Let us all educate ourselves, get some back up and examine the science of why we get tired at first place. When we wake up and as we go about our daily activities, a chemical called adenosine slowly accumulates in the brain. As the chemical builds up throughout the day it keeps on binding to receptors in the brain and which actually slows down and calms all the activities done by the brain. This is the only reason why we feel tired as the day goes on, and why we then reach for that cup of perfectly brewed coffee to perk us up when we can’t just take a nap.
Caffeine, as it turns out, is a drug that is similar in chemical shape to adenosine. As we consume it, the caffeine molecules reach the brain and compete and bind with the same receptors in the brain that adenosine would normally bind to. Adenosine is left out in the cold, so to speak, and since caffeine does not slow down brain activity, the result is that we no longer feel tired. That simple!
The caffeine intake you do while you are tired works great…for a while.
But eventually, as the body is bound to do, the brain figures out what is happening, how you are cheating on it and as a repulsive action begins to generate more receptors the adenosine that can bind to (the body wants to sleep, after all).
So in this situation when you want to get up and get some work done, you then need to consume an even higher volume of coffee. That’s one of the reasons why the longer we drink coffee, the more coffee we require to feel the buzz we grew to love in the first place.
So now that we understand why we get that coffee buzz, when is the best time to intake that buzz?
The brain also produces a hormone called cortisol, the so-called stress hormone, which is a chemical we produce during the fight-or-flight response. That is, when we are under stress, or in danger, cortisol is produced to make us feel alert, zoned in, ready for action. But our bodies also produce cortisol throughout the day. The release of cortisol is regulated by the body’s circadian rhythm, our internal biological clock, and it turns out that the peak time for cortisol levels is between 8am and 9am. In other words, the very time you are drinking coffee to wake yourself up, the body is already releasing cortisol to do the same thing. And no, the caffeine does not offer additional wakefulness. In fact, cortisol actually diminishes the ability of caffeine to wake you up, and it also builds up the body’s tolerance for it, another reason it becomes necessary to drink more and more coffee to lesser and lesser effect.

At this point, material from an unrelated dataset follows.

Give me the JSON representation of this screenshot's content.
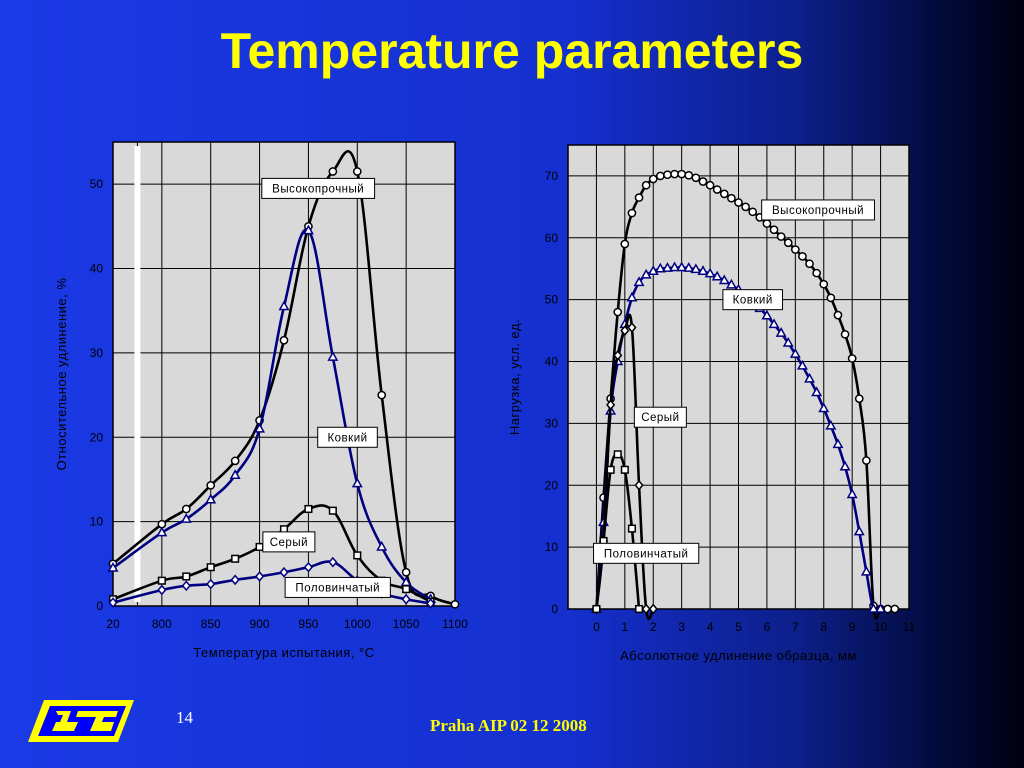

Apart from the morning hours, other peak times for cortisol production is 12-1pm and 5:30-6:30pm (these are the only time we usually have that cup of holly potion). So in order to maximize our alertness throughout the day, while also not interfering with our bodies’ natural alertness mechanisms, we should be drinking coffee outside of these peak time periods. Even if you should wake up really early, the body, guided by the circadian rhythm, still increases its cortisol level about 50%. Scientists advise we wait about an hour, regardless of when we wake up, before we consume our cup o’ joe.